Le 5 décembre 2013, de violents combats sont déclenchés par des groupes d’autodéfense constitués de chrétiens sous le nom de anti-balaka. À cette époque, le pays est sous la tyrannie du gouvernement de François Bozizé et piloté par la Seleka, une coalition de milices armées composées majoritairement de musulmans. Deux lieux stratégiques, tel que l’Assemblée nationale, sont attaqués.

Les atrocités sont légion. On pouvait brûler une maison et ses habitants en bouchant les ouvertures. Des hommes sont égorgés après avoir été battus et des femmes sont violées. Le conflit prend des proportions d’une guerre religieuse.

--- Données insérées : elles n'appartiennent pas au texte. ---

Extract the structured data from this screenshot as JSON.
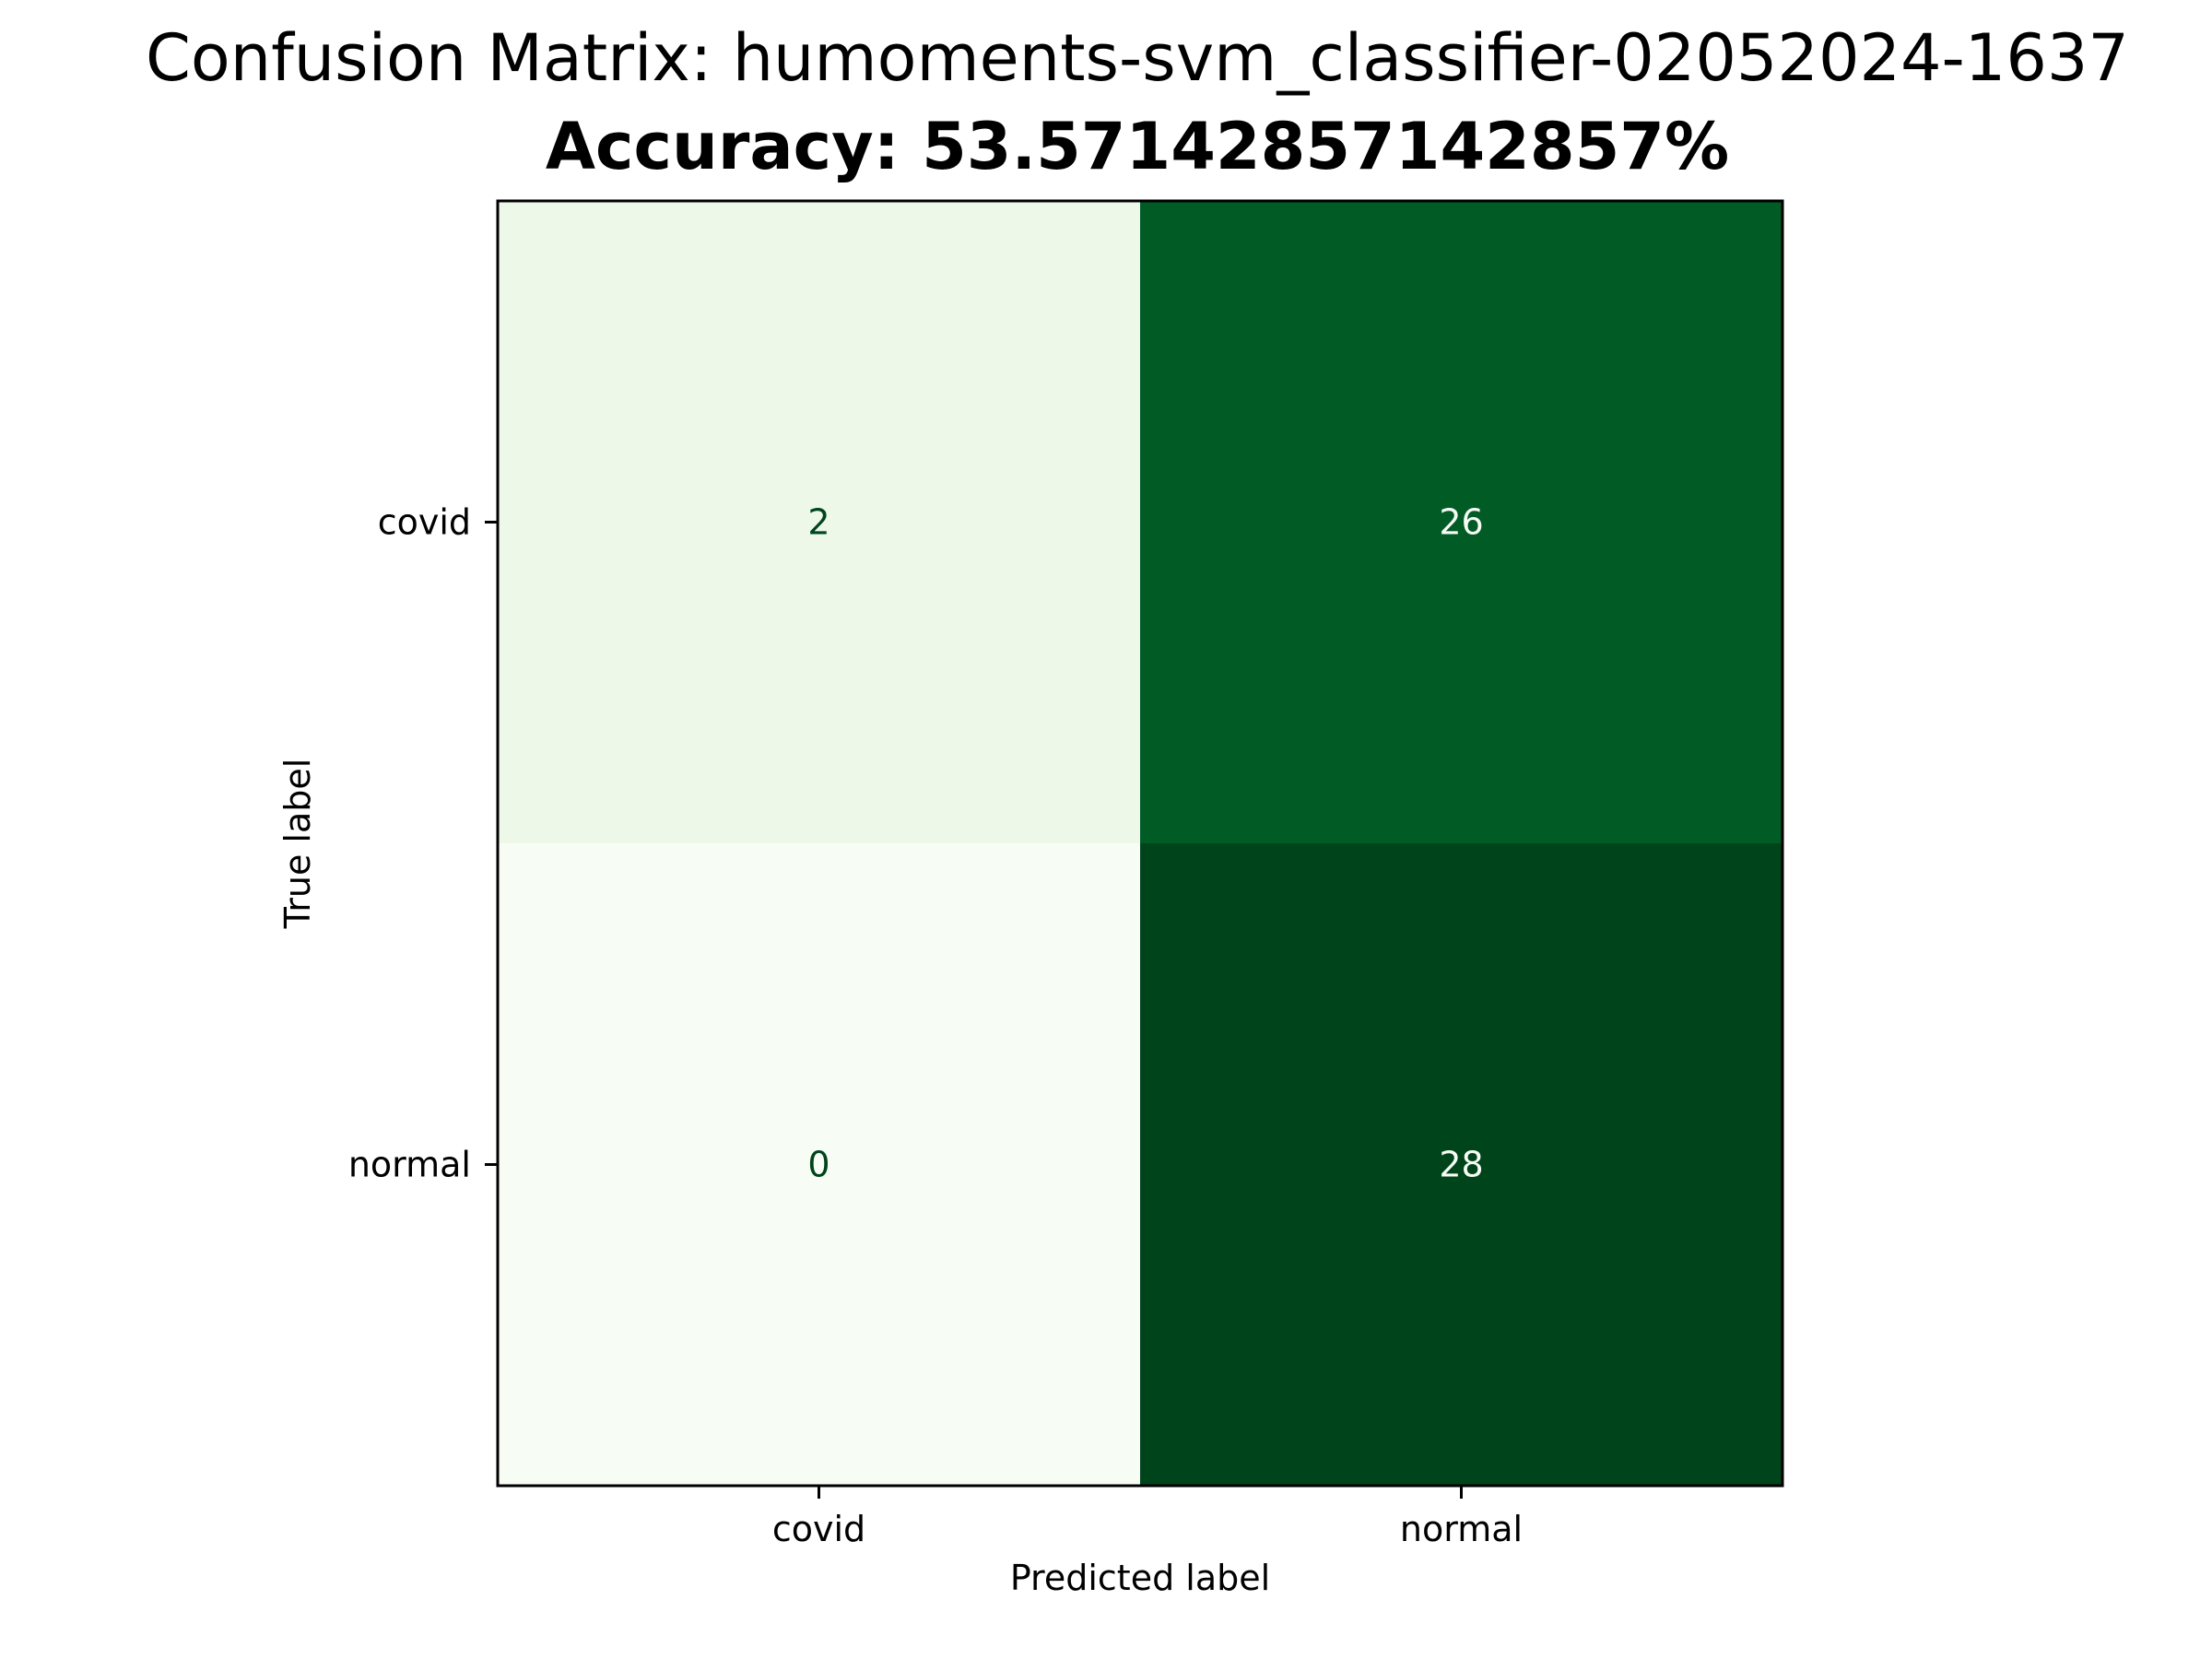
{
  "chart_data": {
    "type": "heatmap",
    "title": "Confusion Matrix: humoments-svm_classifier-02052024-1637",
    "subtitle": "Accuracy: 53.57142857142857%",
    "xlabel": "Predicted label",
    "ylabel": "True label",
    "x_categories": [
      "covid",
      "normal"
    ],
    "y_categories": [
      "covid",
      "normal"
    ],
    "matrix": [
      [
        2,
        26
      ],
      [
        0,
        28
      ]
    ],
    "colormap": "Greens",
    "colorbar": false,
    "grid": false,
    "colors": {
      "low": "#f7fcf5",
      "high": "#00441b",
      "text_on_light": "#00441b",
      "text_on_dark": "#f7fcf5"
    }
  }
}
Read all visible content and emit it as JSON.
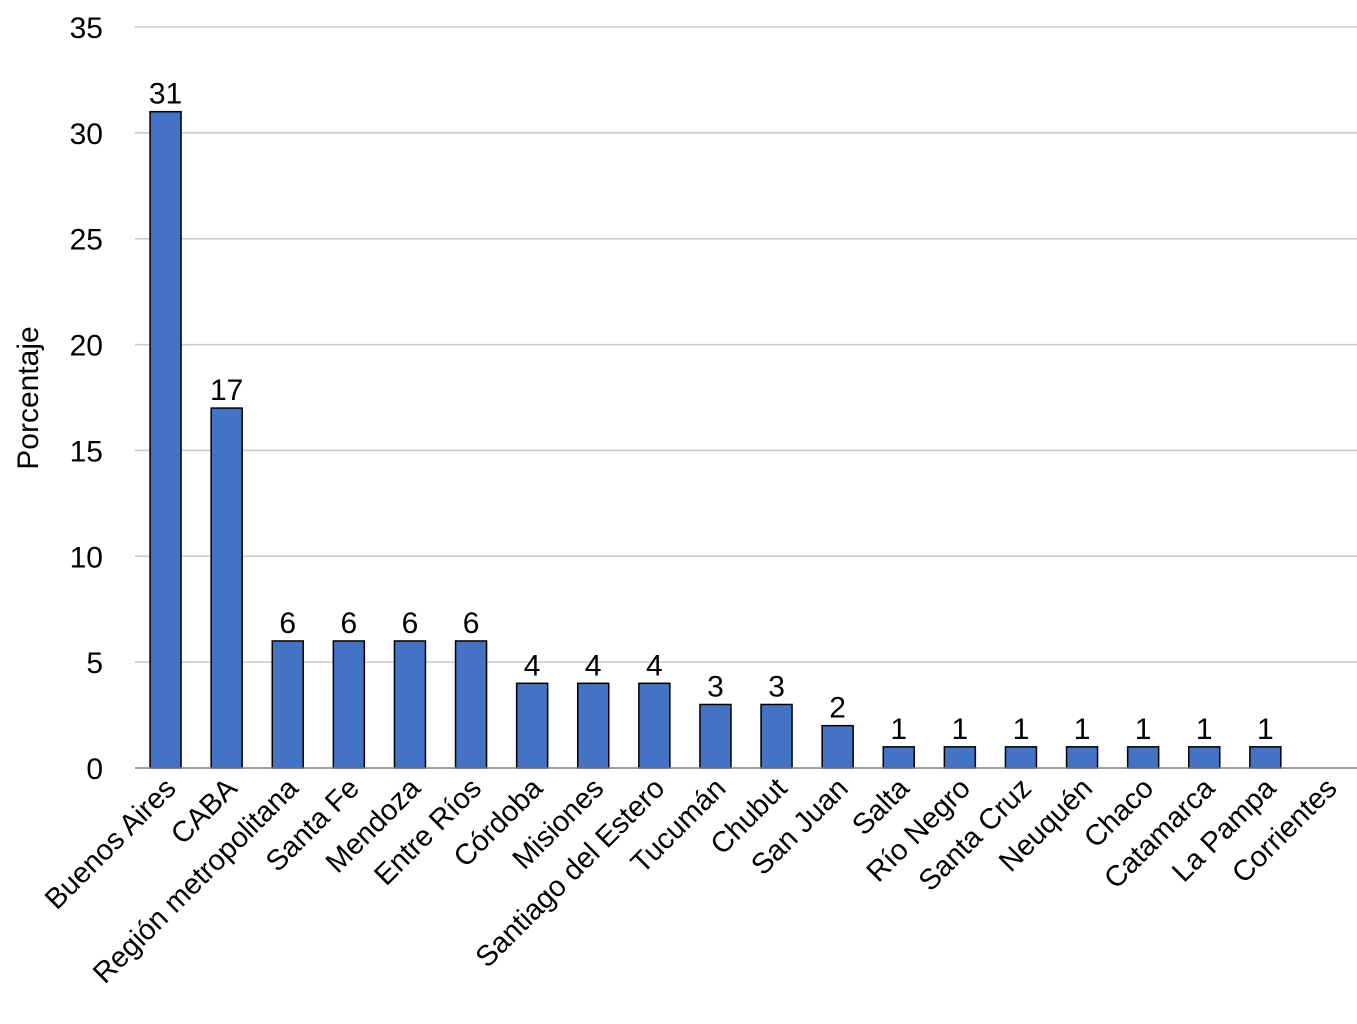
{
  "chart_data": {
    "type": "bar",
    "title": "",
    "xlabel": "",
    "ylabel": "Porcentaje",
    "ylim": [
      0,
      35
    ],
    "yticks": [
      0,
      5,
      10,
      15,
      20,
      25,
      30,
      35
    ],
    "grid": "horizontal",
    "bar_color": "#4472c4",
    "bar_edge_color": "#000000",
    "categories": [
      "Buenos Aires",
      "CABA",
      "Región metropolitana",
      "Santa Fe",
      "Mendoza",
      "Entre Ríos",
      "Córdoba",
      "Misiones",
      "Santiago del Estero",
      "Tucumán",
      "Chubut",
      "San Juan",
      "Salta",
      "Río Negro",
      "Santa Cruz",
      "Neuquén",
      "Chaco",
      "Catamarca",
      "La Pampa",
      "Corrientes"
    ],
    "values": [
      31,
      17,
      6,
      6,
      6,
      6,
      4,
      4,
      4,
      3,
      3,
      2,
      1,
      1,
      1,
      1,
      1,
      1,
      1,
      0
    ],
    "data_labels": [
      "31",
      "17",
      "6",
      "6",
      "6",
      "6",
      "4",
      "4",
      "4",
      "3",
      "3",
      "2",
      "1",
      "1",
      "1",
      "1",
      "1",
      "1",
      "1",
      ""
    ]
  }
}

Il y a des profanations de cadavres poussant l’horreur en simulant des actes de cannibalisme devant les caméras de la télévision.

Le nord de la République Centrafrique est un territoire majoritairement musulman et le sud majoritairement chrétien. Des Soudanais et des Tchadiens ont participé à la rébellion, ce qui a complexifié le phénomène.

« Un des prétextes à cette rébellion est que les musulmans du nord du pays étaient négligés. Mais quand on fouille bien, on se rend compte que la réalité est tout autre. Les richesses naturelles en sont plutôt la raison », de préciser Emery Noudjiep.